2009
ある程度書きたい欲求が収まってきて、なんだか少し間が空きがちになってきてしまっています。
小説はシン+オリキャラとアキが欠片も出てこないというあるまじきお話。
しかも現代設定なので、シンじゃなくてもいいんじゃない?みたいな。けれど、この話が浮かんだ時、もうシンしか浮かばなかったんです。
もともと王道から大きく道を外れた話ばかりの我がサイト。こういうのもアリかなと。
次はアキが出てくる話にします(一応反省はしている)
今考えているのはアクト×アキ(付き合っている設定)でアキ+シン+チナキ(現代)。
あと現代設定で一番ツボだったアキ×タカミはせめて1本は書きたいと思っています。
ネタがあるのはその2本なんですが、お題だけでもあと9本・・・。書ききれるのかあたし・・・。

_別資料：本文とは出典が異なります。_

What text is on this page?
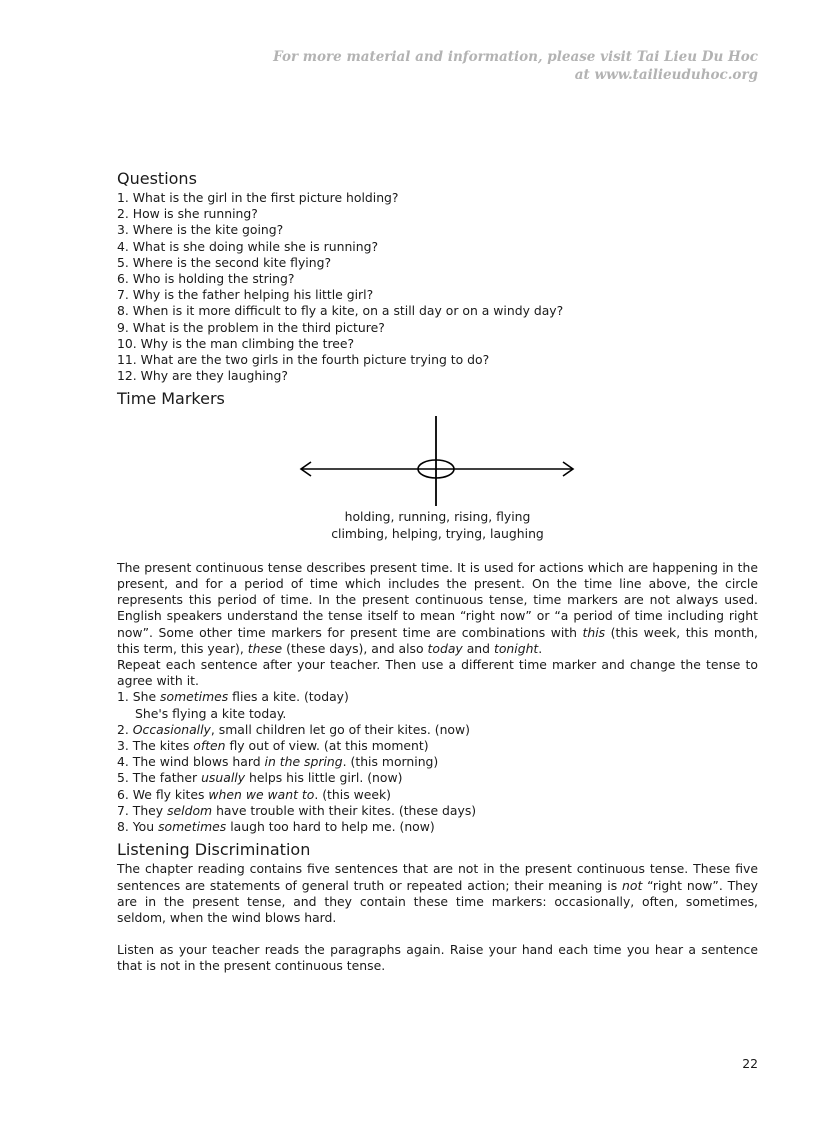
For more material and information, please visit Tai Lieu Du Hoc
at www.tailieuduhoc.org
Questions
1. What is the girl in the first picture holding?
2. How is she running?
3. Where is the kite going?
4. What is she doing while she is running?
5. Where is the second kite flying?
6. Who is holding the string?
7. Why is the father helping his little girl?
8. When is it more difficult to fly a kite, on a still day or on a windy day?
9. What is the problem in the third picture?
10. Why is the man climbing the tree?
11. What are the two girls in the fourth picture trying to do?
12. Why are they laughing?
Time Markers
holding, running, rising, flying
climbing, helping, trying, laughing

The present continuous tense describes present time. It is used for actions which are happening in the present, and for a period of time which includes the present. On the time line above, the circle represents this period of time. In the present continuous tense, time markers are not always used. English speakers understand the tense itself to mean “right now” or “a period of time including right now”. Some other time markers for present time are combinations with this (this week, this month, this term, this year), these (these days), and also today and tonight.

Repeat each sentence after your teacher. Then use a different time marker and change the tense to agree with it.

1. She sometimes flies a kite. (today)
She's flying a kite today.
2. Occasionally, small children let go of their kites. (now)
3. The kites often fly out of view. (at this moment)
4. The wind blows hard in the spring. (this morning)
5. The father usually helps his little girl. (now)
6. We fly kites when we want to. (this week)
7. They seldom have trouble with their kites. (these days)
8. You sometimes laugh too hard to help me. (now)
Listening Discrimination

The chapter reading contains five sentences that are not in the present continuous tense. These five sentences are statements of general truth or repeated action; their meaning is not “right now”. They are in the present tense, and they contain these time markers: occasionally, often, sometimes, seldom, when the wind blows hard.

Listen as your teacher reads the paragraphs again. Raise your hand each time you hear a sentence that is not in the present continuous tense.

22
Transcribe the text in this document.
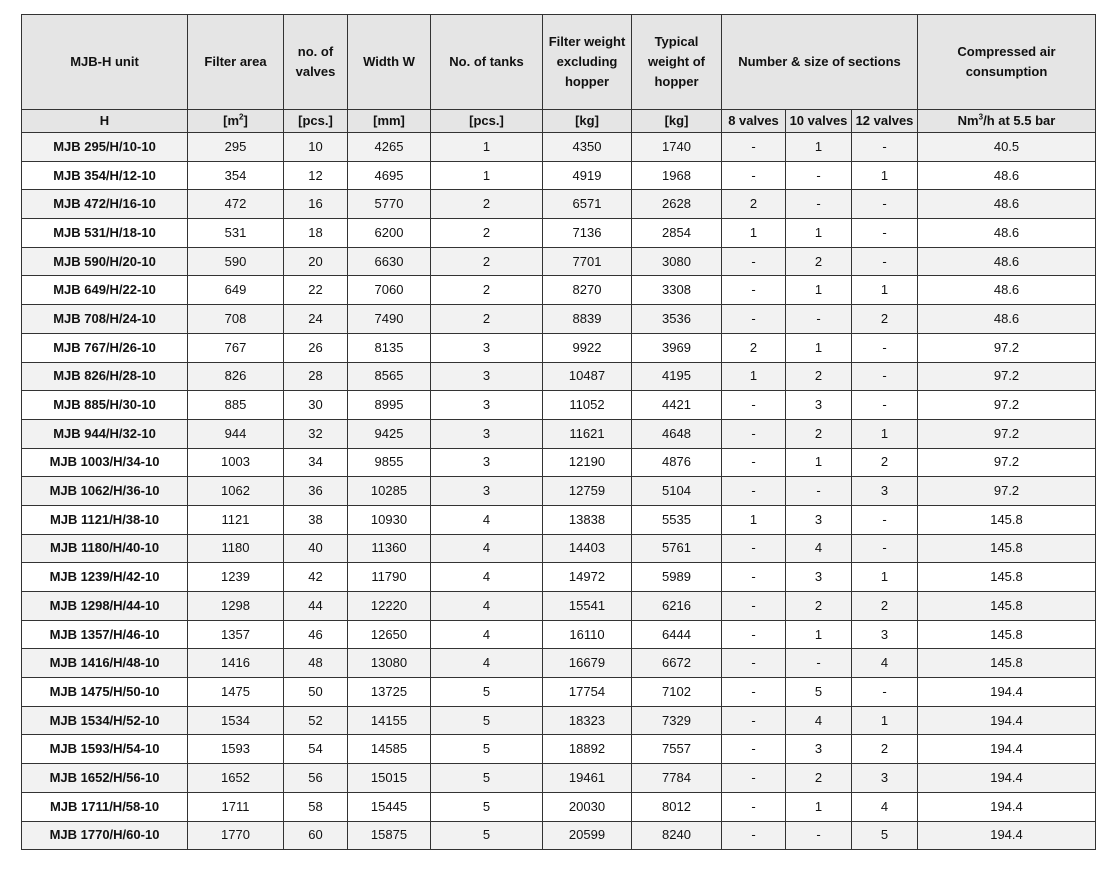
MJB-H unit	Filter area	no. of valves	Width W	No. of tanks	Filter weight excluding hopper	Typical weight of hopper	Number & size of sections			Compressed air consumption
H	$[m^2]$	[pcs.]	[mm]	[pcs.]	[kg]	[kg]	8 valves	10 valves	12 valves	Nm$^3$/h at 5.5 bar

MJB 295/H/10-10	295	10	4265	1	4350	1740	-	1	-	40.5
MJB 354/H/12-10	354	12	4695	1	4919	1968	-	-	1	48.6
MJB 472/H/16-10	472	16	5770	2	6571	2628	2	-	-	48.6
MJB 531/H/18-10	531	18	6200	2	7136	2854	1	1	-	48.6
MJB 590/H/20-10	590	20	6630	2	7701	3080	-	2	-	48.6
MJB 649/H/22-10	649	22	7060	2	8270	3308	-	1	1	48.6
MJB 708/H/24-10	708	24	7490	2	8839	3536	-	-	2	48.6
MJB 767/H/26-10	767	26	8135	3	9922	3969	2	1	-	97.2
MJB 826/H/28-10	826	28	8565	3	10487	4195	1	2	-	97.2
MJB 885/H/30-10	885	30	8995	3	11052	4421	-	3	-	97.2
MJB 944/H/32-10	944	32	9425	3	11621	4648	-	2	1	97.2
MJB 1003/H/34-10	1003	34	9855	3	12190	4876	-	1	2	97.2
MJB 1062/H/36-10	1062	36	10285	3	12759	5104	-	-	3	97.2
MJB 1121/H/38-10	1121	38	10930	4	13838	5535	1	3	-	145.8
MJB 1180/H/40-10	1180	40	11360	4	14403	5761	-	4	-	145.8
MJB 1239/H/42-10	1239	42	11790	4	14972	5989	-	3	1	145.8
MJB 1298/H/44-10	1298	44	12220	4	15541	6216	-	2	2	145.8
MJB 1357/H/46-10	1357	46	12650	4	16110	6444	-	1	3	145.8
MJB 1416/H/48-10	1416	48	13080	4	16679	6672	-	-	4	145.8
MJB 1475/H/50-10	1475	50	13725	5	17754	7102	-	5	-	194.4
MJB 1534/H/52-10	1534	52	14155	5	18323	7329	-	4	1	194.4
MJB 1593/H/54-10	1593	54	14585	5	18892	7557	-	3	2	194.4
MJB 1652/H/56-10	1652	56	15015	5	19461	7784	-	2	3	194.4
MJB 1711/H/58-10	1711	58	15445	5	20030	8012	-	1	4	194.4
MJB 1770/H/60-10	1770	60	15875	5	20599	8240	-	-	5	194.4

自己満足につきあってやってもいいか~という、心優しい方は続きからどうぞ。
「あらやだ。ひょっとしてシン?」
そう声をかけられた時。
本当に一瞬誰だか分からずに呆けてしまったのは。
【色好みか貴方好みか】
店の食材の買い付けを済ませた午後。遅い昼食をとるために、シンがくぐったのは蕎麦屋の暖簾。
自分で作る時は、手軽さからパスタなどが多くなりがちだけれど、シンは和食派だった。外食ではつい和食や蕎麦屋を探してしまう。
なんどか買い付けに訪れている街だったので、行き着けの和食屋もあったのだけれど、運悪く定休日。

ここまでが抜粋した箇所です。